The study’s findings indicated that IF attenuates obesity-induced TNBC progression through multiple pathways, including disrupted cell cycles, diminished epithelial-mesenchymal transition (EMT), systemic reduction in glucose and cholesterol levels, decreased macrophage (Mφ) infiltration into the tumor immune contexture, and downregulated inflammatory factors in the tumor microenvironment. These results align with previous studies suggesting that obesity leads to poorer overall survival (OS) in TNBC patients, particularly among AA women, who are more likely to be obese and diagnosed with TNBC.
Lifestyle Interventions and TNBC
Lifestyle interventions such as IF, dietary alterations, and physical activity appear promising in targeting the obesity-TNBC axis by reducing obesity burdens. A systematic review showed that physical activity was associated with reduced breast cancer deaths in ER-positive tumors but had no significant effects on ER-negative tumors, indicating limited benefits for TNBC mortality.
IF’s Impact on Obesity and TNBC
Research demonstrated that IF is more effective in obese conditions compared to normal conditions, significantly decreasing body weight and tumor volume/weight in diet-induced obese mice. These findings were consistent with studies on fasting-mimicking diets (FMD) that showed reduced body weight and tumor volume in breast cancer models.

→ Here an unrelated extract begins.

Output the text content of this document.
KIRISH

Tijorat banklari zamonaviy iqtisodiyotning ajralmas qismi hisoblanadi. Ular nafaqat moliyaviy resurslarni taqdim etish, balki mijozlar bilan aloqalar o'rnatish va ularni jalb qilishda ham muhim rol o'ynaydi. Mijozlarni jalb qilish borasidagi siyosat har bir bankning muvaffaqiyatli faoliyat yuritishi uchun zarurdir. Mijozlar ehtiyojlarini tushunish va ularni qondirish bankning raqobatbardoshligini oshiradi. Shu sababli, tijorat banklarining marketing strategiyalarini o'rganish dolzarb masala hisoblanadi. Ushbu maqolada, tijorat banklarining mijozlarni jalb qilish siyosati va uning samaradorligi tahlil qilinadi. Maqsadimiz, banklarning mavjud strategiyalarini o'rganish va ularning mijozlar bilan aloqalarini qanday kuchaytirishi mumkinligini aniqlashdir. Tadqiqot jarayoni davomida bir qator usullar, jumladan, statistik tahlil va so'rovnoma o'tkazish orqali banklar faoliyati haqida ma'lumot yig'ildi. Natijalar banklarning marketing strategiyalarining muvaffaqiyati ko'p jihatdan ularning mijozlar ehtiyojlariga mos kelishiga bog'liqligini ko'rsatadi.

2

Cellular Mechanisms of IF in TNBC
In vitro and in vivo studies showed that fasting conditions disrupt cell cycles and migration by affecting cell cycle- and EMT-related proteins, impacting cell viability. Identifying fasting-sensitive and resistant cancer cell types could optimize IF as an adjuvant cancer treatment. IF was shown to target EMT-related proteins such as vimentin and β-catenin in TNBC cells, reducing their expression and thus potentially limiting cancer cell migration and invasion.
Systemic Effects of IF on Metabolic Parameters
IF was found to reduce high-fat diet (HFD)-induced blood glucose and cholesterol levels, consistent with clinical trials demonstrating reduced blood glucose levels in breast cancer patients undergoing IF. The fasting condition’s ability to lower plasma glucose may critically affect cancer cell survival due to the Warburg effect, where cancer cells exhibit enhanced glucose uptake and conversion to lactic acid.
Immune Modulation by IF in TNBC
The study highlighted that IF reduces Mφ accumulation in the tumor microenvironment, potentially decreasing chronic inflammation and suppressing TNBC progression. IF also modulates other immune cells and inflammatory factors, indicating its potential to enhance anti-tumor immunity.
Conclusion and Future Perspectives
The research underscores the critical role of IF in targeting obesity-induced TNBC progression by modifying the tumor microenvironment and systemic metabolic parameters. While the study’s mouse models provide valuable insights, further clinical studies are necessary to fully understand and optimize IF’s therapeutic potential for cancer patients. IF emerges as a promising strategy to enhance cancer treatment efficacy, improve patient outcomes, and reduce the obesity burden in cancer progression.